Y concluyó sosteniendo que “cuando la Iglesia se expresa en comunión, no puede equivocarse: es la belleza y la fuerza del sensus fidei de aquel sentido sobre natural de la fe, que viene dado por el Espíritu Santo para que, juntos, podamos todos entrar en el corazón del Evangelio y aprender a seguir a Jesús en nuestra vida, y esto no debe ser visto como motivo de confusión y malestar.

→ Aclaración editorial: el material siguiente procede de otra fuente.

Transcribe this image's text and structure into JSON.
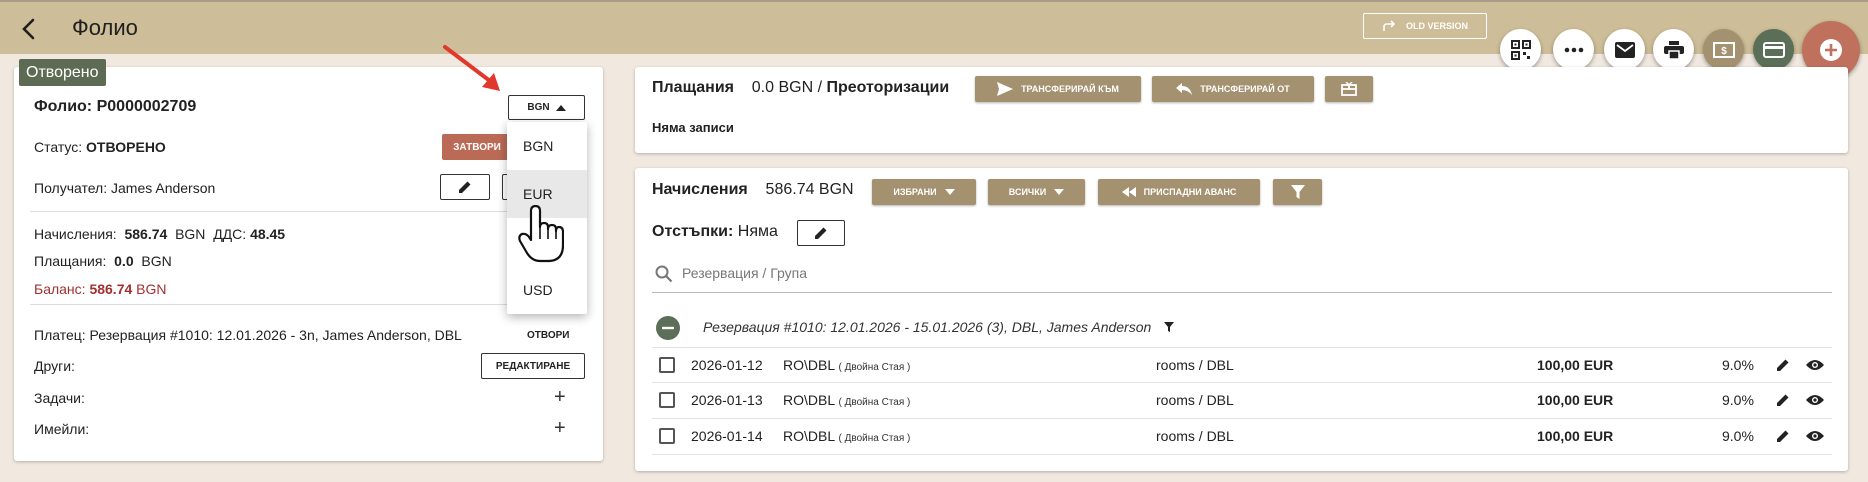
{
  "header": {
    "title": "Фолио",
    "old_version_label": "OLD VERSION"
  },
  "left_panel": {
    "status_badge": "Отворено",
    "folio_label": "Фолио:",
    "folio_number": "P0000002709",
    "currency_selected": "BGN",
    "status_label": "Статус:",
    "status_value": "ОТВОРЕНО",
    "close_button": "ЗАТВОРИ",
    "recipient": "Получател: James Anderson",
    "charges_label": "Начисления:",
    "charges_value": "586.74",
    "charges_currency": "BGN",
    "vat_label": "ДДС:",
    "vat_value": "48.45",
    "payments_label": "Плащания:",
    "payments_value": "0.0",
    "payments_currency": "BGN",
    "balance_label": "Баланс:",
    "balance_value": "586.74",
    "balance_currency": "BGN",
    "payer": "Платец: Резервация #1010: 12.01.2026 - 3n, James Anderson, DBL",
    "open_button": "ОТВОРИ",
    "others_label": "Други:",
    "edit_button": "РЕДАКТИРАНЕ",
    "tasks_label": "Задачи:",
    "emails_label": "Имейли:"
  },
  "currency_dropdown": {
    "options": [
      "BGN",
      "EUR",
      "USD"
    ],
    "hovered": "EUR"
  },
  "payments_card": {
    "title": "Плащания",
    "amount": "0.0 BGN",
    "separator": "/",
    "preauth_label": "Преоторизации",
    "transfer_to": "ТРАНСФЕРИРАЙ КЪМ",
    "transfer_from": "ТРАНСФЕРИРАЙ ОТ",
    "empty": "Няма записи"
  },
  "charges_card": {
    "title": "Начисления",
    "amount": "586.74 BGN",
    "selected_button": "ИЗБРАНИ",
    "all_button": "ВСИЧКИ",
    "deduct_button": "ПРИСПАДНИ АВАНС",
    "discounts_label": "Отстъпки:",
    "discounts_value": "Няма",
    "search_placeholder": "Резервация / Група",
    "group_label": "Резервация #1010: 12.01.2026 - 15.01.2026 (3), DBL, James Anderson",
    "rows": [
      {
        "date": "2026-01-12",
        "code": "RO\\DBL",
        "room_type": "( Двойна Стая )",
        "category": "rooms / DBL",
        "amount": "100,00 EUR",
        "vat": "9.0%"
      },
      {
        "date": "2026-01-13",
        "code": "RO\\DBL",
        "room_type": "( Двойна Стая )",
        "category": "rooms / DBL",
        "amount": "100,00 EUR",
        "vat": "9.0%"
      },
      {
        "date": "2026-01-14",
        "code": "RO\\DBL",
        "room_type": "( Двойна Стая )",
        "category": "rooms / DBL",
        "amount": "100,00 EUR",
        "vat": "9.0%"
      }
    ]
  },
  "colors": {
    "topbar": "#cdbd98",
    "accent_tan": "#a4916f",
    "accent_green": "#5b6e57",
    "accent_red": "#c0715e",
    "balance_red": "#a33030"
  }
}
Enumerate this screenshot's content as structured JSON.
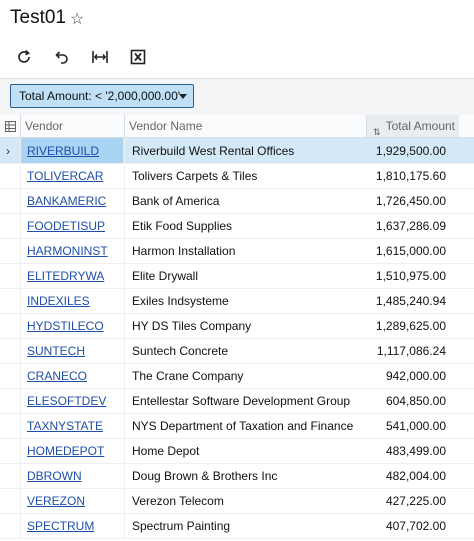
{
  "window": {
    "title": "Test01"
  },
  "toolbar": {
    "buttons": [
      {
        "name": "refresh-icon",
        "symbol": "refresh"
      },
      {
        "name": "undo-icon",
        "symbol": "undo"
      },
      {
        "name": "fit-columns-icon",
        "symbol": "fit-columns"
      },
      {
        "name": "excel-export-icon",
        "symbol": "excel"
      }
    ]
  },
  "filter": {
    "label": "Total Amount: < '2,000,000.00'"
  },
  "grid": {
    "columns": {
      "vendor": "Vendor",
      "vendor_name": "Vendor Name",
      "total_amount": "Total Amount"
    },
    "rows": [
      {
        "vendor": "RIVERBUILD",
        "name": "Riverbuild West Rental Offices",
        "amount": "1,929,500.00"
      },
      {
        "vendor": "TOLIVERCAR",
        "name": "Tolivers Carpets & Tiles",
        "amount": "1,810,175.60"
      },
      {
        "vendor": "BANKAMERIC",
        "name": "Bank of America",
        "amount": "1,726,450.00"
      },
      {
        "vendor": "FOODETISUP",
        "name": "Etik Food Supplies",
        "amount": "1,637,286.09"
      },
      {
        "vendor": "HARMONINST",
        "name": "Harmon Installation",
        "amount": "1,615,000.00"
      },
      {
        "vendor": "ELITEDRYWA",
        "name": "Elite Drywall",
        "amount": "1,510,975.00"
      },
      {
        "vendor": "INDEXILES",
        "name": "Exiles Indsysteme",
        "amount": "1,485,240.94"
      },
      {
        "vendor": "HYDSTILECO",
        "name": "HY DS Tiles Company",
        "amount": "1,289,625.00"
      },
      {
        "vendor": "SUNTECH",
        "name": "Suntech Concrete",
        "amount": "1,117,086.24"
      },
      {
        "vendor": "CRANECO",
        "name": "The Crane Company",
        "amount": "942,000.00"
      },
      {
        "vendor": "ELESOFTDEV",
        "name": "Entellestar Software Development Group",
        "amount": "604,850.00"
      },
      {
        "vendor": "TAXNYSTATE",
        "name": "NYS Department of Taxation and Finance",
        "amount": "541,000.00"
      },
      {
        "vendor": "HOMEDEPOT",
        "name": "Home Depot",
        "amount": "483,499.00"
      },
      {
        "vendor": "DBROWN",
        "name": "Doug Brown & Brothers Inc",
        "amount": "482,004.00"
      },
      {
        "vendor": "VEREZON",
        "name": "Verezon Telecom",
        "amount": "427,225.00"
      },
      {
        "vendor": "SPECTRUM",
        "name": "Spectrum Painting",
        "amount": "407,702.00"
      }
    ]
  }
}
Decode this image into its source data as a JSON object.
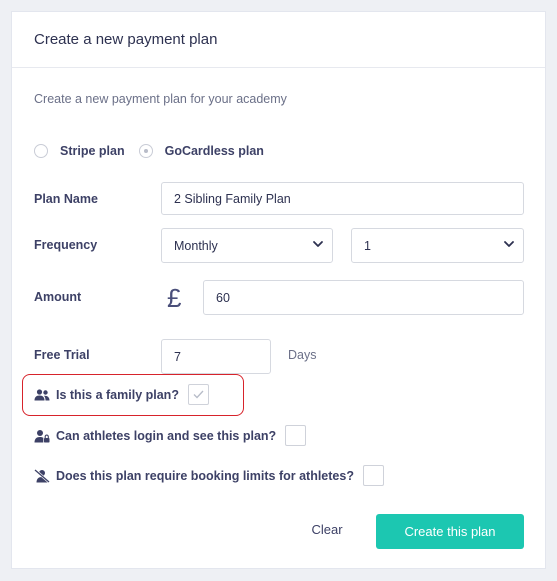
{
  "header": {
    "title": "Create a new payment plan"
  },
  "subtitle": "Create a new payment plan for your academy",
  "plan_types": [
    {
      "label": "Stripe plan",
      "selected": false
    },
    {
      "label": "GoCardless plan",
      "selected": true
    }
  ],
  "form": {
    "plan_name": {
      "label": "Plan Name",
      "value": "2 Sibling Family Plan"
    },
    "frequency": {
      "label": "Frequency",
      "unit_value": "Monthly",
      "count_value": "1"
    },
    "amount": {
      "label": "Amount",
      "currency_symbol": "£",
      "value": "60"
    },
    "free_trial": {
      "label": "Free Trial",
      "value": "7",
      "suffix": "Days"
    }
  },
  "options": {
    "family_plan": {
      "label": "Is this a family plan?",
      "checked": true,
      "icon": "users-icon"
    },
    "athletes_login": {
      "label": "Can athletes login and see this plan?",
      "checked": false,
      "icon": "user-lock-icon"
    },
    "booking_limits": {
      "label": "Does this plan require booking limits for athletes?",
      "checked": false,
      "icon": "user-slash-icon"
    }
  },
  "actions": {
    "clear_label": "Clear",
    "create_label": "Create this plan"
  },
  "colors": {
    "accent": "#1cc7b1",
    "highlight": "#d7232b",
    "text": "#3d4166"
  }
}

Dijo que “la Iglesia es de Cristo y todos los Obispos con el Sucesor de Pedro, tienen la tarea y el deber de custodiarla y de servirla, no como patrones sino como servidores. El Papa en este contexto no es el señor supremo sino más bien el supremo servidor; el garante de la obediencia, de la conformidad de la Iglesia a la voluntad de Dios, al Evangelio de Cristo y al Tradición de la Iglesia poniendo de parte todo arbitrio personal, aunque – por voluntad de Cristo mismo – “el pastor y doctor supremo de todos los fieles” (Can. 749) y además gozando “de la potestad ordinaria que es suprema, plena, inmediata y universal de la iglesia” (Cf. Cann. 331-334)”.

El Vicario de Cristo explicó que “todavía tenemos un año para madurar con verdadero discernimiento espiritual, las ideas propuestas y encontrar soluciones concretas a las tantas dificultades e innumerables desafíos que las familias deben afrontar; para dar respuesta a tantos desánimos que circundan y sofocan a las familias, un año para trabajar sobre la “Relatio Sinody” que es el reasunto fiel y claro de todo lo que fue dicho y discutido en esta aula y en los círculos menores.